MCC Vice President for Operations Barbara Jones told the group gathered, “the best thing about this is we are in partnerships. It takes a cooperative spirit and partners that are willing are do to the things that need to be done to benefit others.”
“We are the first and the only community college in the state who will be offering this partnership,” Jones said.
Dr. Richie McAlister, associate vice president for workforce education, said a degree is no longer an option for the firefighter, fire officer or emergency manager. “Today’s emergency service professional has to be a strong communicator and be knowledgeable in areas such as hazardous materials, architecture, engineering.”
He noted since 2003, the fire service industry has called for a national model that integrates competency-based system of education and professional development.
“The United States Fire Administration has found that fire emergency service personnel possess a tremendous amount of credit for training but it’s often uncoordinated, fragmented and seldom leads to a recognized program of study,” McAlister said.
Locally, firefighters have hundreds of continuing education hours at the Fire Academy, McAlister said, “so we just need to bring it all together.”
MCC recognized the problem and developed a way to evaluate prior educational achievements and combine them with an accredited Fire and Emergency Services Degree Program.
Also, Meridian Community College’s Recognition of Prior Education Service (ROPES) Program has reviewed numerous standard based programs and determined where college credit could be awarded. MCC has worked very closely with the Mississippi State Fire Academy and jointly offers the Mississippi Executive Fire Officers Program that encourages degree completion, McAlister noted.

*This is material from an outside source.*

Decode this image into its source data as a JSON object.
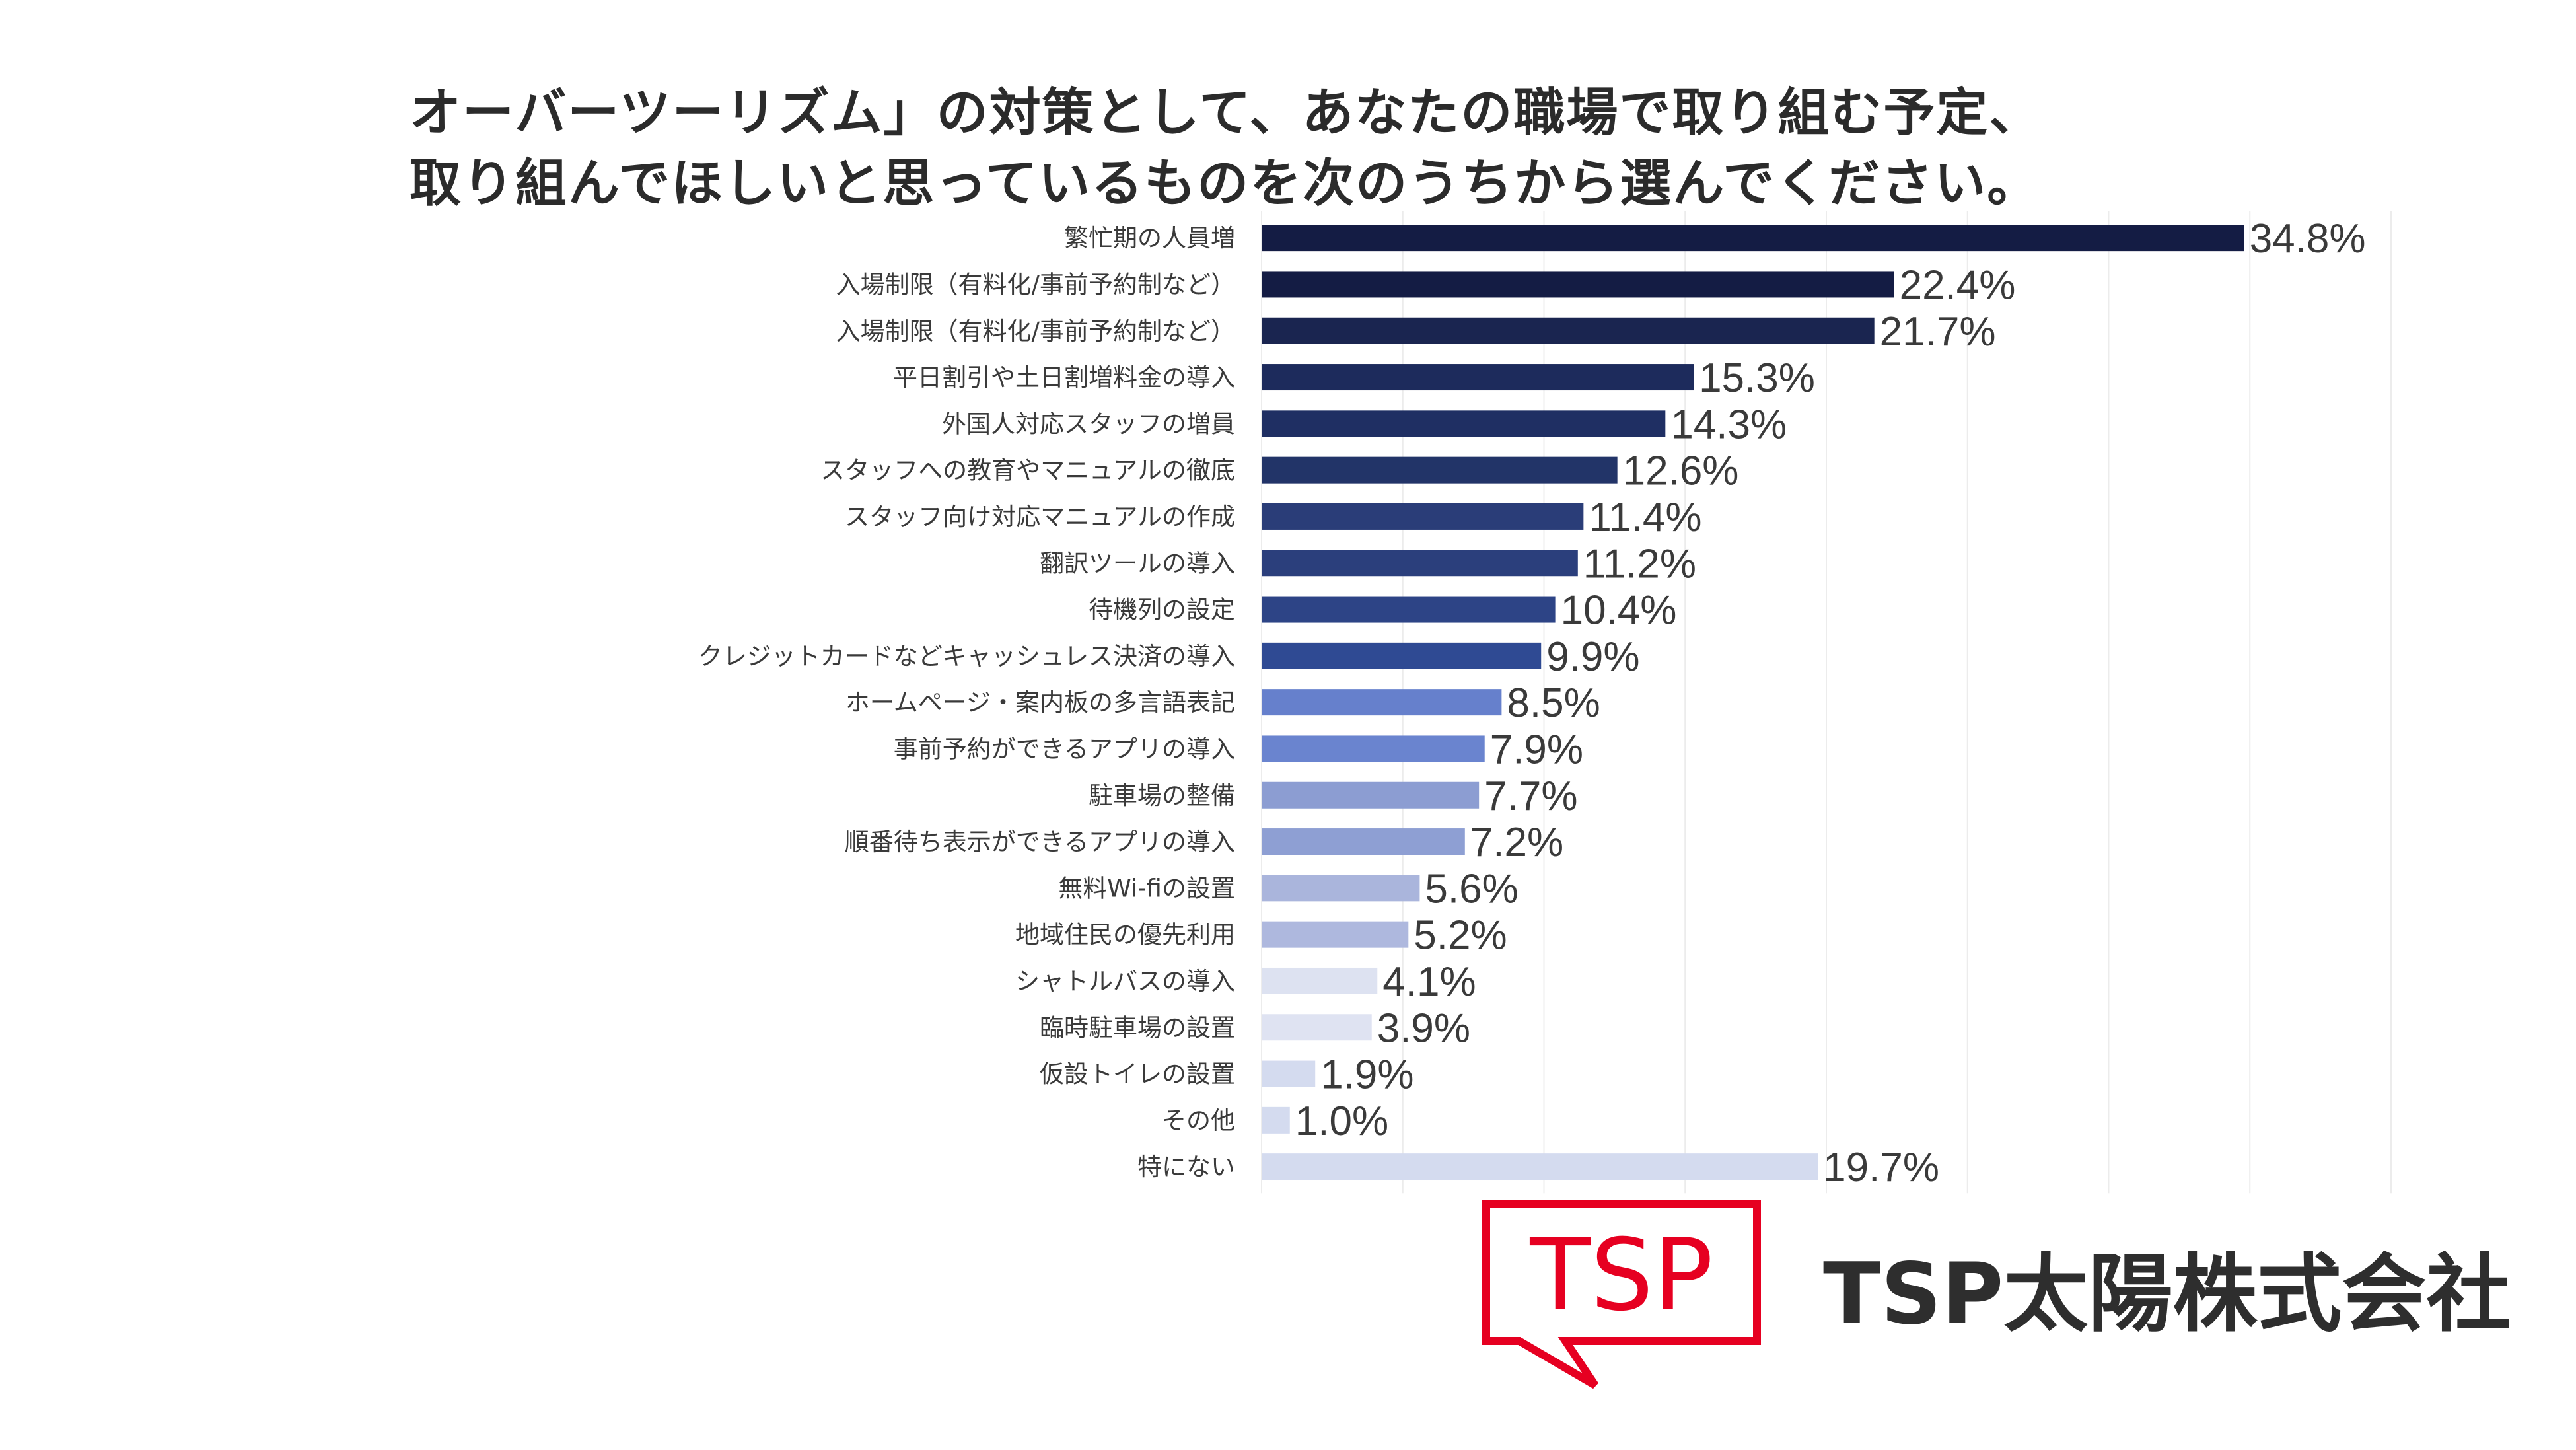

Getting the opportunity to learn while on duty is a benefit few colleges can offer. However, MCC is the only community college in the state to offer associate degrees in fire protection technology and emergency communications technology.
Ben Warren, chairman of MCC’s division of emergency service technology, said, meshing higher education and training is vital. The college is helping to overcome some financial roadblocks for participants in the programs, he added.
“A scholarship program is being created right now that will provide money to first responders both in Meridian and Lauderdale County to those individuals who are pursuing degrees in either emergency management communications technology or fire protection technology,” Warren said.